New research suggests that the link between seismic activity and oil and gas production activities may vary by region.
Cliff Frohlich, lead author of the study and associate director of the Institute for Geophysics at University of Texas at Austin, has been looking at the relationship between seismicity and industry activity across different geographical areas.
Together with colleagues he analyzed data recorded by the EarthScope USArray, a National Science Foundation-funded network of temporary broadband seismometers, during September 2008 and May 2011, and from IHS, Inc., a company that compiles information about petroleum operations from state regulatory sources.
The authors identified nine regional earthquakes in the Williston Basin, covering an area of approximately 100,000 square kilometers. Three of these nine earthquakes occurred near active injection wells, suggesting a connection to the disposal of wastewater from oil and gas drilling.

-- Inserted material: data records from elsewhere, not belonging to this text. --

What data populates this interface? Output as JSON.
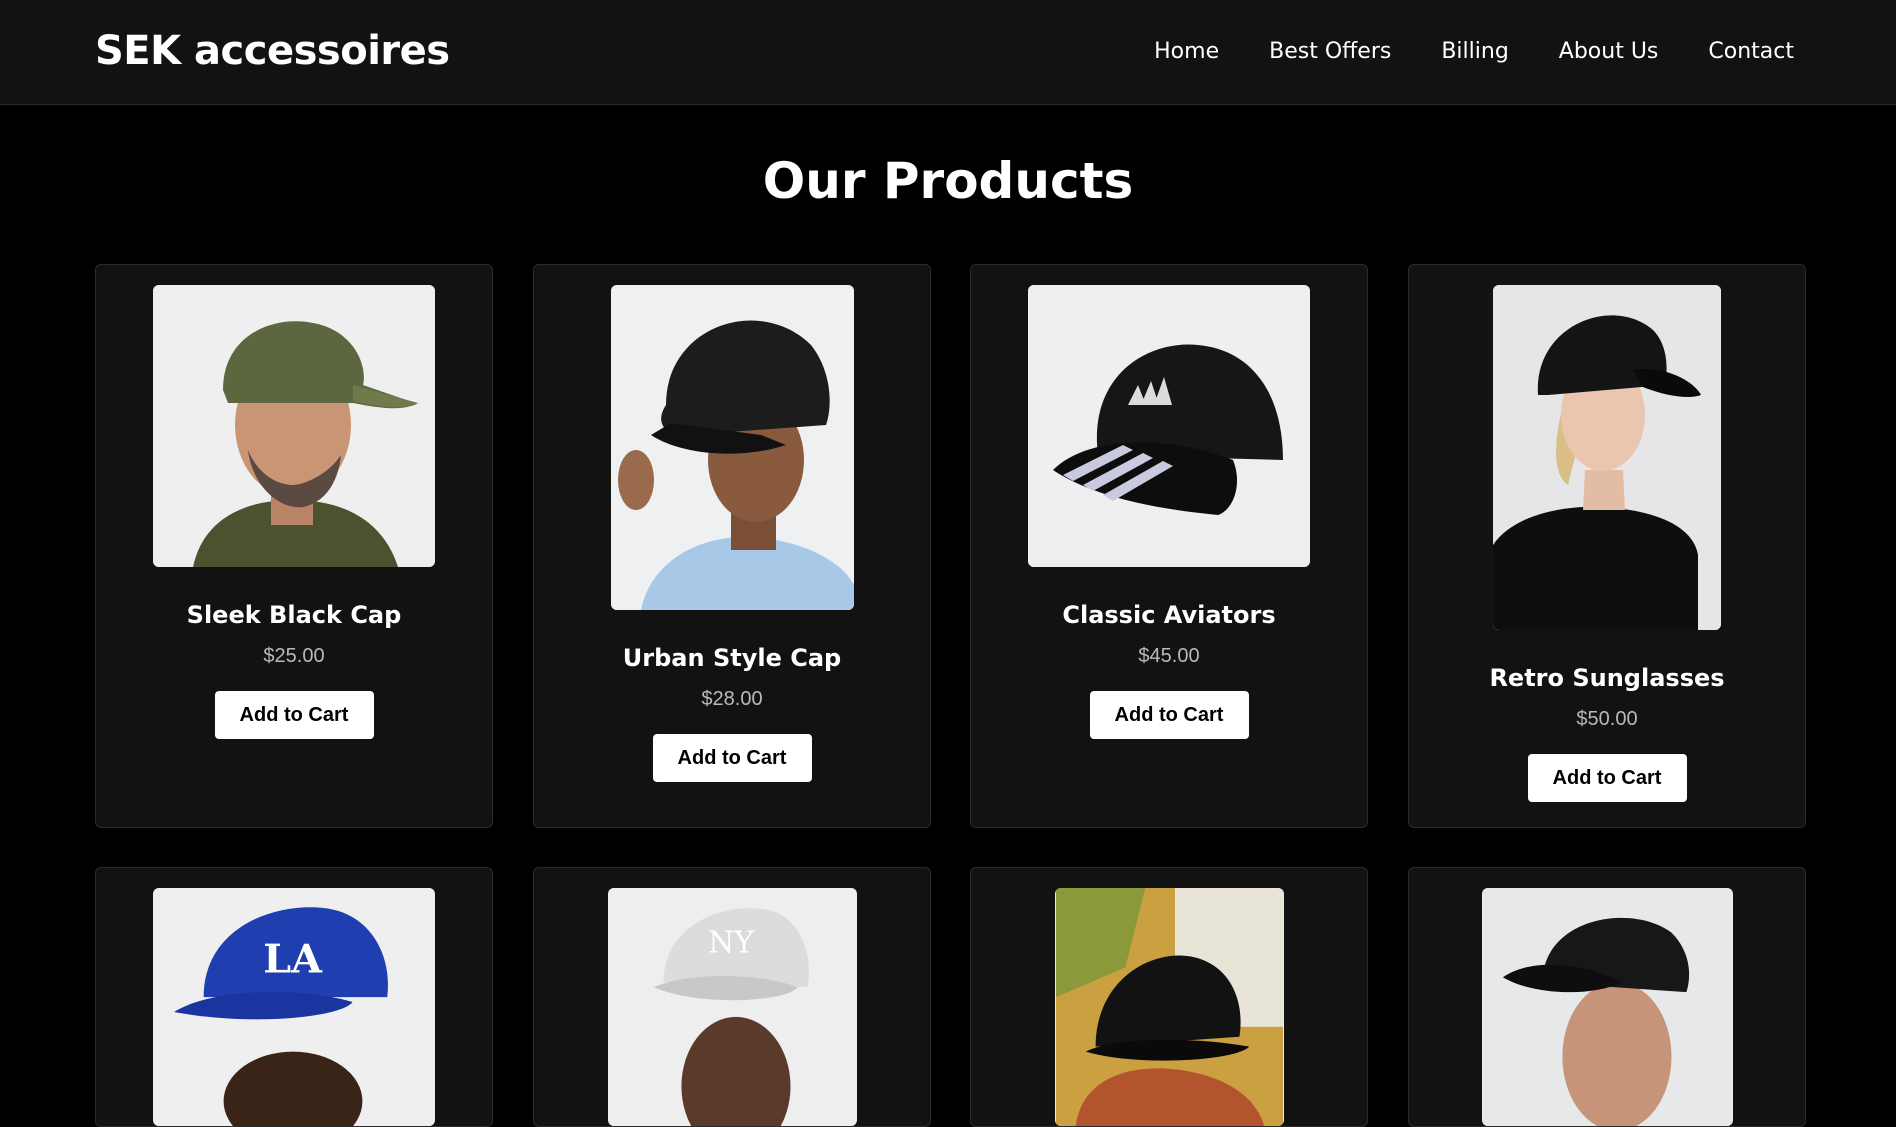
{
  "header": {
    "logo": "SEK accessoires",
    "nav": [
      "Home",
      "Best Offers",
      "Billing",
      "About Us",
      "Contact"
    ]
  },
  "main": {
    "title": "Our Products",
    "products": [
      {
        "name": "Sleek Black Cap",
        "price": "$25.00",
        "button": "Add to Cart",
        "image_icon": "olive-cap-man-photo"
      },
      {
        "name": "Urban Style Cap",
        "price": "$28.00",
        "button": "Add to Cart",
        "image_icon": "black-cap-man-photo"
      },
      {
        "name": "Classic Aviators",
        "price": "$45.00",
        "button": "Add to Cart",
        "image_icon": "black-striped-cap-photo"
      },
      {
        "name": "Retro Sunglasses",
        "price": "$50.00",
        "button": "Add to Cart",
        "image_icon": "black-cap-woman-photo"
      },
      {
        "image_icon": "blue-la-cap-photo"
      },
      {
        "image_icon": "white-ny-cap-photo"
      },
      {
        "image_icon": "black-cap-woman-outdoor-photo"
      },
      {
        "image_icon": "black-cap-man-profile-photo"
      }
    ]
  },
  "colors": {
    "background": "#000000",
    "header": "#121212",
    "card": "#121212",
    "button": "#ffffff",
    "price": "#b9b9b9"
  }
}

Frohlich has previously conducted similar studies, including one of the Barnett Shale near Fort Worth, Texas. In the Barnett Shale region he found significantly greater induced seismicity — 55 earthquakes within a 5,000 square kilometer region.
"Why are earthquakes triggered in some areas and not in others? It's an important question for regulators and the scientific community," said Frohlich. He went on to explain that seismicity might be influenced by differences in geology, orientation of pre-existing faults, local fault strength, injection practices and the timing and duration of oil and gas production.
"Before we implement severe regulations or schemes to manage injection activity in a particular region, we need to do the homework — survey the relationship between seismicity and injection activity there to determine what's warranted," Frohlich concluded.
The results of the study have published in the journal Seismological Research Letters.